GIMPShop is a modification of GIMP with an interface (windows, position of the commands in the menus, terminology, etc.) to make it more similar to Adobe Photoshop. It is based on version 2.2. by GIMP.

Gimphoto

Gimphoto is another modification of GIMP with an interface (windows, position of the commands in the menus, terminology, etc.) to make it more similar to Adobe Photoshop. Based on version 2.4.

Seashore

Seashore is a program based on GIMP for Mac that uses natively interface Cocoa for OS X. This program is currently (December 2008) in version (0.1.9) and includes only a limited set of filters available in GIMP at the moment.

It currently has the basic elements of the GIMP: rectangular, elliptical, lasso selection tools; color tools with brush, brush, fill, text, eraser, color picker, gradients, blur, clone, zoom. It does not have advanced GIMP tools such as perspective cloning, scaling as a tool (although it can scale with its own menu), rotation, and other tools. It uses layers like GIMP, with the same overlap blending possibilities and sets of opacity and transparency between them. You do not yet have the ability to use paths and masks.

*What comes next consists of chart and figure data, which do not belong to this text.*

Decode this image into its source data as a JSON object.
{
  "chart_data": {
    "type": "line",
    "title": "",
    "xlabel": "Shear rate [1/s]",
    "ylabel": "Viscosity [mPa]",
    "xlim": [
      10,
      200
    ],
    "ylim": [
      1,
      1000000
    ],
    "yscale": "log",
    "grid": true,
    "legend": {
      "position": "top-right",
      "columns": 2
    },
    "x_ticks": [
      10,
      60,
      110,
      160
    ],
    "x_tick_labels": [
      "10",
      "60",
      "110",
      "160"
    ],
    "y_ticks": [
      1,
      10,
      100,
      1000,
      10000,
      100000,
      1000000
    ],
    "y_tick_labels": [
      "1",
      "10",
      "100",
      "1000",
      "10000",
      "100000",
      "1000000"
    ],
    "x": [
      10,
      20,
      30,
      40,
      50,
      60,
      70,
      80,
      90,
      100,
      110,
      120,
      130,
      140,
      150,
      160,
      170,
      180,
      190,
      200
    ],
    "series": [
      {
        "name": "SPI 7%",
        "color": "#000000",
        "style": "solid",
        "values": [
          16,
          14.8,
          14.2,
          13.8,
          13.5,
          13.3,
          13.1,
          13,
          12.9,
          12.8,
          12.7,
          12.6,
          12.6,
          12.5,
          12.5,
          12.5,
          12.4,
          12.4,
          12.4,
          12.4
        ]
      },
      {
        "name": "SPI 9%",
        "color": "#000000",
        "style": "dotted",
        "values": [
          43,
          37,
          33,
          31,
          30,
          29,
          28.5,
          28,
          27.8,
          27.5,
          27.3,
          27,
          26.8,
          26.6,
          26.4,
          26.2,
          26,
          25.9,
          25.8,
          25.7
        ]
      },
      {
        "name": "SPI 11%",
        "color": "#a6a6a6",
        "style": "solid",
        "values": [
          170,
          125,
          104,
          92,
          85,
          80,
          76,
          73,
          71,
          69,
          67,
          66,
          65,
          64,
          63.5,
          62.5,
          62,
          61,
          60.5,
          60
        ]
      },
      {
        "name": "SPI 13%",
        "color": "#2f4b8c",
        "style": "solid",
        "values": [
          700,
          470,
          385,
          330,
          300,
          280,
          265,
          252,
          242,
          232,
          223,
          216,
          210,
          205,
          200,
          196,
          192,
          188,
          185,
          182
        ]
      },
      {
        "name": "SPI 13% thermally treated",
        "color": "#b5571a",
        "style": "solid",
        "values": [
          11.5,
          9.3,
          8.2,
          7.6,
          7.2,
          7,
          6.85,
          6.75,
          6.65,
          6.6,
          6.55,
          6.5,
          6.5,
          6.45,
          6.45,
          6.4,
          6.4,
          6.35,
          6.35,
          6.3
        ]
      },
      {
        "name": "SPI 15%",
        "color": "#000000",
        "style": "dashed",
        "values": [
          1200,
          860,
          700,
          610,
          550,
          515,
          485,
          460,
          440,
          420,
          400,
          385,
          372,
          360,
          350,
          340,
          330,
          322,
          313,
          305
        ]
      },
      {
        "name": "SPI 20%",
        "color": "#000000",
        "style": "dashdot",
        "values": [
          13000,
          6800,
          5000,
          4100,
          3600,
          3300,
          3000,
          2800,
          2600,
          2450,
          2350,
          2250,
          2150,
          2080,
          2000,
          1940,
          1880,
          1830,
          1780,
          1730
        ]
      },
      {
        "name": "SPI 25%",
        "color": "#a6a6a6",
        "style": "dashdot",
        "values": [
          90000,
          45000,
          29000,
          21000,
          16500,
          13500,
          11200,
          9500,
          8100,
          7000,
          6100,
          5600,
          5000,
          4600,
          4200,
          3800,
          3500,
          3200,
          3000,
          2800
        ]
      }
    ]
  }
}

It has color management (including the possibility of using CMYK) much more integrated into Mac than GIMP, since Seashore communicates directly with Coloursync, while GIMP uses communication with the Operating System through the intermediate graphical window environment. X11. Seashore writes the files in the GIMP format, the Xcf, and also in Jpeg, Jpeg2000, Gif, Png and Tiff. It is capable of additionally reading Pdf, Ps files. It is faster and lighter than GIMP due to its greater integration into the operating system and its lower capabilities. Although there is a version in Spanish (and in other languages ​​in addition to the original in English), its main developer considers that the early stage of development in which it is found means that the translation still requires many changes. Seashore can be used for simple tasks that do not require advanced filters, and it is attractive to fans of the Mac user interface due to its good integration with it when they require, for example, the possibility of mixing different images through the use of layers.

CinePaint

CinePaint, formerly known as Film Gimp, is a modification of the GIMP that adds support for 16 bits of depth per color channel (48 bits per pixel), has a frame manager and other enhancements and is used in the film industry.